One other plus, and in a move to enhance and grow its Spanish-speaking audience, Telemundo Deportes will provide Spanish-language coverage of the season-opening race, the Indy 500 and the season finale.
On the plus side, Peacock will also simultaneously stream all races in the NTT IndyCar Series televised on NBC and the USA Network, as well as offer replays.
NBC’s airing of IndyCar racing has had some key high points:
• This year’s 105th Indy 500, won in dramatic fashion for the fourth time by Helio Castroneves, was the most-watched IndyCar race since the 100th Running of the Indy 500 in 2016.
• Viewership this season is running 30 percent higher than last year’s comparable viewing, albeit with the caveat that last season was also heavily impacted by race cancellations, postponements and relocations due to the COVID-19 pandemic.

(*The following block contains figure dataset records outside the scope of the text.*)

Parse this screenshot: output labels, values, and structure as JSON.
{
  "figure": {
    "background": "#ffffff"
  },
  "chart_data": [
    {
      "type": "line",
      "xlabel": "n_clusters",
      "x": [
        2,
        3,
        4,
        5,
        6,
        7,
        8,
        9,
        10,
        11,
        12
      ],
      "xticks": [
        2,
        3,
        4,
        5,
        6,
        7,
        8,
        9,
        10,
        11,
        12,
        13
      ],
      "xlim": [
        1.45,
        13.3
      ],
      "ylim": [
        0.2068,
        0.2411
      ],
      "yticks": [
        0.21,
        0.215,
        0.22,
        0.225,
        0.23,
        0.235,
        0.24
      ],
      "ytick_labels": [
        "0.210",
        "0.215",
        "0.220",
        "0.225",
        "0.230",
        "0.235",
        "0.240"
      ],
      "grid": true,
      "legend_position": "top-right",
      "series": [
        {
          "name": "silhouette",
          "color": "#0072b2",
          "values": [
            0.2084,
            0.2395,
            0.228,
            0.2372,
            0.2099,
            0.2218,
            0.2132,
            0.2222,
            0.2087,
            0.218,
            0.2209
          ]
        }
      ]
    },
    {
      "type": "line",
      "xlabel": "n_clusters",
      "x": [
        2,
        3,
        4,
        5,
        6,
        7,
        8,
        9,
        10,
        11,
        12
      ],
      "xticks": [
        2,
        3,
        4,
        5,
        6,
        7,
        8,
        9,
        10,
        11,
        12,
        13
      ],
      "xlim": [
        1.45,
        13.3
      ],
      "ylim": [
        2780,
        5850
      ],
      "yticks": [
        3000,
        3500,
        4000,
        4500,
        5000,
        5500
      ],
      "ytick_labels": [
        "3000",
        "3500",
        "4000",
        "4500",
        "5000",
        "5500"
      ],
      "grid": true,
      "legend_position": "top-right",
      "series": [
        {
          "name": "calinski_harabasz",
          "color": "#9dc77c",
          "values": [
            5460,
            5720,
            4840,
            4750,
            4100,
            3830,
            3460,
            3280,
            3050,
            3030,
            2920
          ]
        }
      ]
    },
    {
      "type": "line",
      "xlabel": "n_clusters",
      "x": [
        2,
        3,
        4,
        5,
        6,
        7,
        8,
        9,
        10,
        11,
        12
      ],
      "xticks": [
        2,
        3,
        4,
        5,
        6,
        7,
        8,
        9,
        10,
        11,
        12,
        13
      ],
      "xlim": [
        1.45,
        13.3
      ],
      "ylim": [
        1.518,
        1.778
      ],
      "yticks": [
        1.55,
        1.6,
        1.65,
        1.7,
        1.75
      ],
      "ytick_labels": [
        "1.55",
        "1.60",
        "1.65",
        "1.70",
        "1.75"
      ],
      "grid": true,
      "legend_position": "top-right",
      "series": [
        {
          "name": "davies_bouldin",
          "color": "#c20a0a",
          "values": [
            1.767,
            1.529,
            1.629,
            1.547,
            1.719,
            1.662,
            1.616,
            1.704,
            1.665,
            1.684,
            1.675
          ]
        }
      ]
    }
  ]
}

While many fans have expressed hopes that IndyCar would return to ABC/ESPN and form a strong 1-2 punch package with ESPN’s coverage of Formula 1, NBC will continue to be IndyCar’s home for at least the next 2-3 seasons.
But after that, especially depending on whether NASCAR will extend its current deals with Fox and NBC following the 2024 season, it’s anyone’s guess where IndyCar will go from there. It should be interesting to watch, both literally and figuratively.
Full disclosure: Jerry Bonkowski covered motorsports for NBCSports.com from 2013 until 2020 before he was laid off along with over 4,500 other NBC employees due to the advertising downturn related to COVID-19.